Hagel suggests nuclear proficiency tests may be too difficult
U.S. Defense Secretary Chuck Hagel speaks to troops and officials at Camp Leatherneck in the Helmand province of Afghanistan, Dec. 8, 2013.
WASHINGTON – Proficiency tests for nuclear launch officers might be too difficult, Secretary of Defense Chuck Hagel said Friday.
“There’s a testing issue here,” Hagel told reporters at the Pentagon. “We have a pretty significant and tight and unforgiving test curriculum and regimen that I’m not sure doesn’t need to be explored and examined in some detail.”
Earlier this month, 34 nuclear missile launch officers were implicated in a cheating scandal at Malmstrom Air Force Base, Mont. At least one of the officers texted answers to a proficiency exam to other officers last year in August and September, officials said.
Hagel suggested the difficult nature of the tests and the career implications of failure might have encouraged the cheating.
“When you connect that with the high standards [and] expectation that every test you take, if you don’t make a 100 percent on every test then you’re eventually in a position where you probably minimize your chance for advancement,” Hagel said. “We’re going to take a look at how we train [and] continue to train and test all these young people who have who have this great responsibility. Standards must not be eroded, of course not, but is there a better way to do this [and] can we -- can we be more attuned to their interests?”

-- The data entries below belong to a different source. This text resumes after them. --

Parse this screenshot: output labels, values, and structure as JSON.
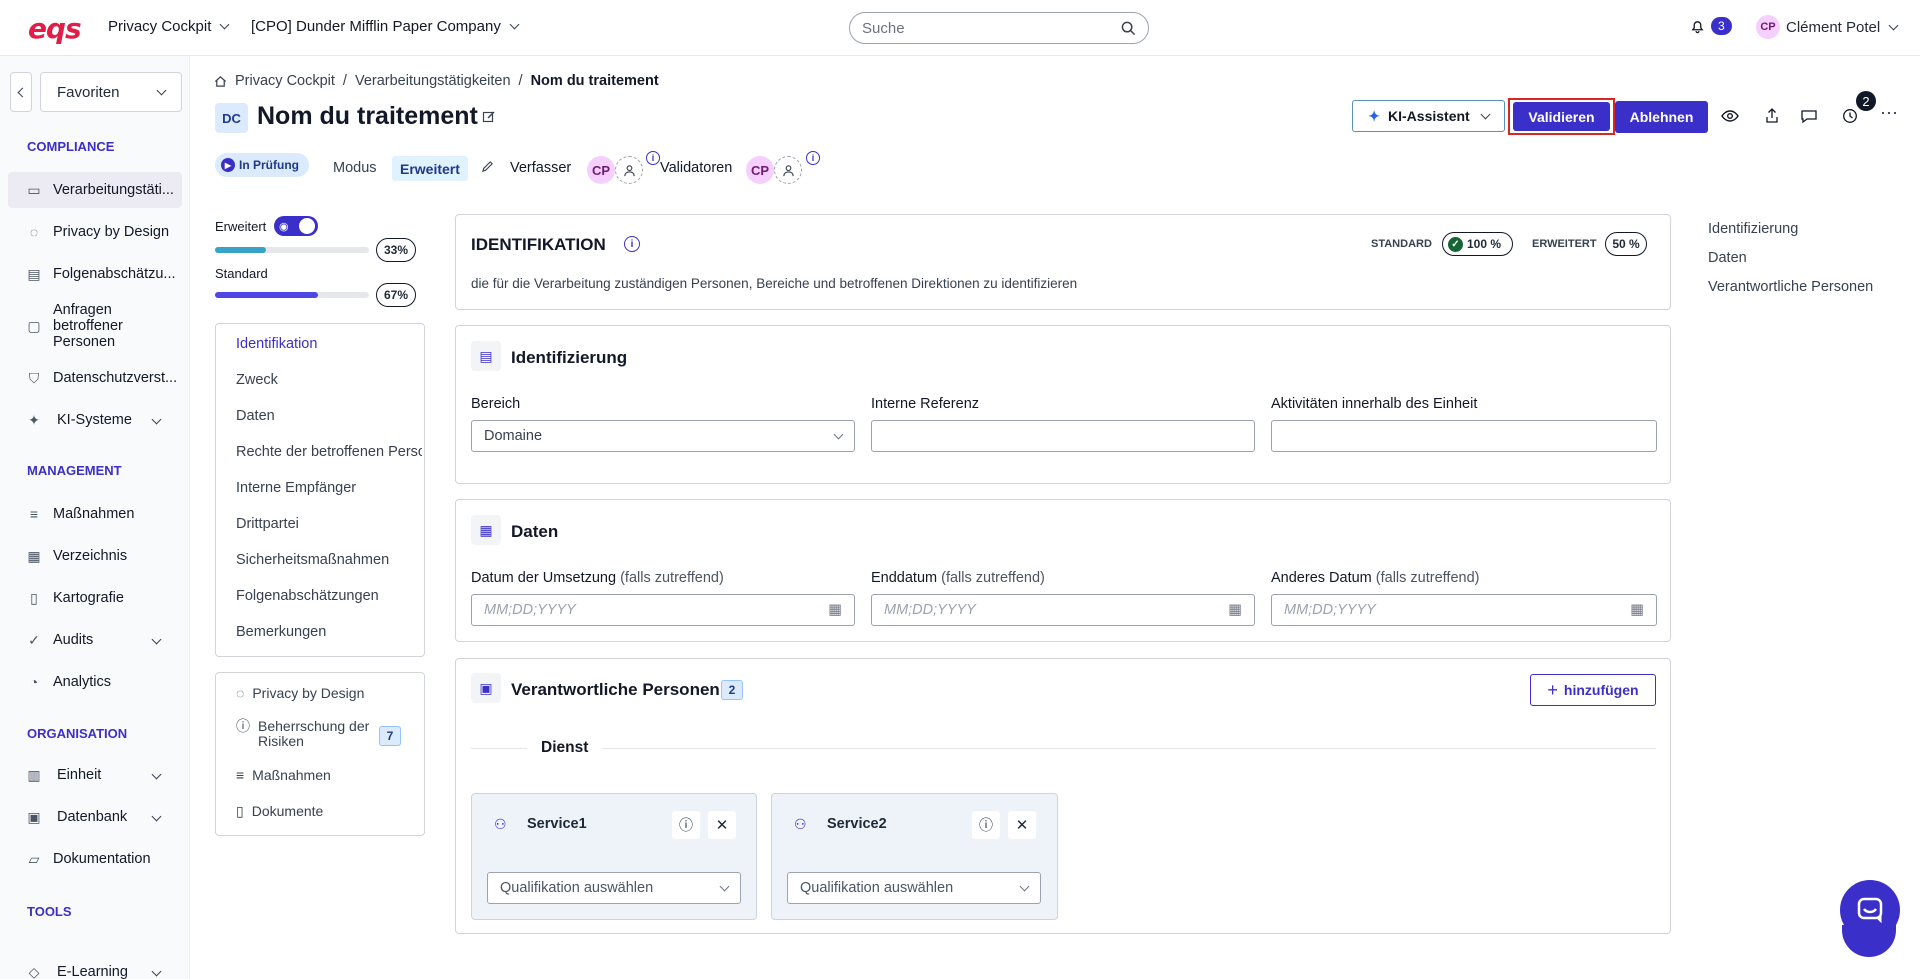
{
  "topbar": {
    "logo": "eqs",
    "app": "Privacy Cockpit",
    "company": "[CPO] Dunder Mifflin Paper Company",
    "search_placeholder": "Suche",
    "notif_count": "3",
    "user_initials": "CP",
    "user_name": "Clément Potel"
  },
  "sidebar": {
    "favorites": "Favoriten",
    "sections": {
      "compliance": "COMPLIANCE",
      "management": "MANAGEMENT",
      "organisation": "ORGANISATION",
      "tools": "TOOLS"
    },
    "items": {
      "verarbeitung": "Verarbeitungstäti...",
      "privacy": "Privacy by Design",
      "folgen": "Folgenabschätzu...",
      "anfragen": "Anfragen betroffener Personen",
      "datenschutz": "Datenschutzverst...",
      "ki": "KI-Systeme",
      "massnahmen": "Maßnahmen",
      "verzeichnis": "Verzeichnis",
      "kartografie": "Kartografie",
      "audits": "Audits",
      "analytics": "Analytics",
      "einheit": "Einheit",
      "datenbank": "Datenbank",
      "dokumentation": "Dokumentation",
      "elearning": "E-Learning"
    }
  },
  "breadcrumb": {
    "c1": "Privacy Cockpit",
    "c2": "Verarbeitungstätigkeiten",
    "c3": "Nom du traitement",
    "sep": "/"
  },
  "header": {
    "badge": "DC",
    "title": "Nom du traitement",
    "ki_button": "KI-Assistent",
    "validate_button": "Validieren",
    "reject_button": "Ablehnen",
    "history_count": "2"
  },
  "status": {
    "state": "In Prüfung",
    "mode_label": "Modus",
    "mode_value": "Erweitert",
    "author_label": "Verfasser",
    "validators_label": "Validatoren",
    "initials": "CP"
  },
  "progress": {
    "extended_label": "Erweitert",
    "extended_value": 33,
    "extended_text": "33%",
    "standard_label": "Standard",
    "standard_value": 67,
    "standard_text": "67%"
  },
  "toc": [
    "Identifikation",
    "Zweck",
    "Daten",
    "Rechte der betroffenen Personen",
    "Interne Empfänger",
    "Drittpartei",
    "Sicherheitsmaßnahmen",
    "Folgenabschätzungen",
    "Bemerkungen"
  ],
  "toc2": {
    "i1": "Privacy by Design",
    "i2": "Beherrschung der Risiken",
    "i2_count": "7",
    "i3": "Maßnahmen",
    "i4": "Dokumente"
  },
  "ident_card": {
    "title": "IDENTIFIKATION",
    "standard_label": "STANDARD",
    "standard_value": "100 %",
    "extended_label": "ERWEITERT",
    "extended_value": "50 %",
    "description": "die für die Verarbeitung zuständigen Personen, Bereiche und betroffenen Direktionen zu identifizieren"
  },
  "identifizierung": {
    "title": "Identifizierung",
    "bereich_label": "Bereich",
    "bereich_value": "Domaine",
    "ref_label": "Interne Referenz",
    "akt_label": "Aktivitäten innerhalb des Einheit"
  },
  "daten": {
    "title": "Daten",
    "d1_label": "Datum der Umsetzung",
    "d2_label": "Enddatum",
    "d3_label": "Anderes Datum",
    "optional": "(falls zutreffend)",
    "placeholder": "MM;DD;YYYY"
  },
  "personen": {
    "title": "Verantwortliche Personen",
    "count": "2",
    "add_button": "hinzufügen",
    "group": "Dienst",
    "s1": "Service1",
    "s2": "Service2",
    "select_placeholder": "Qualifikation auswählen"
  },
  "right_nav": {
    "n1": "Identifizierung",
    "n2": "Daten",
    "n3": "Verantwortliche Personen"
  }
}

Former nuclear launch officers told the New York Times that cheating was widespread among missileers when they were in the Air Force because the test standards were so high.
The intercontinental ballistic missile community has been plagued by other personnel problems and scandals recently.
Seventeen launch officers at Minot Air Force Base, N.D. were sidelined in April 2013 for unsatisfactory performance and unprofessional attitudes. The cheating scandal was first discovered during an Air Force investigation of an illegal narcotics scandal in which ICBM launch officers were implicated. The drug revelations coincidentally came to light during Hagel’s visit to F.E. Warren Air Force Base, Wyo, on Jan. 9.
All three of the nation’s ICBM bases are located in remote and relatively unpopulated areas -- Great Falls, Mont., Cheyenne, Wyo., and Ward County, N.D. -- and the launch control centers where officers spend 24 hours at a time are far removed from cities and towns. During Friday’s press conference, Hagel suggested that boredom among launch might be contributing to the problem.
“When you put these people in these locations where there is -- where there is almost a certain amount of isolation, I think that’s a dynamic of an environment that you have to factor in too,” Hagel said. “Do they get bored? Are we doing enough?”
Hagel said the Defense Department would explore possible incentives that could be offered to launch officers to boost their morale and improve performance during an upcoming review of the Air Force’s nuclear enterprise, which was announced Thursday.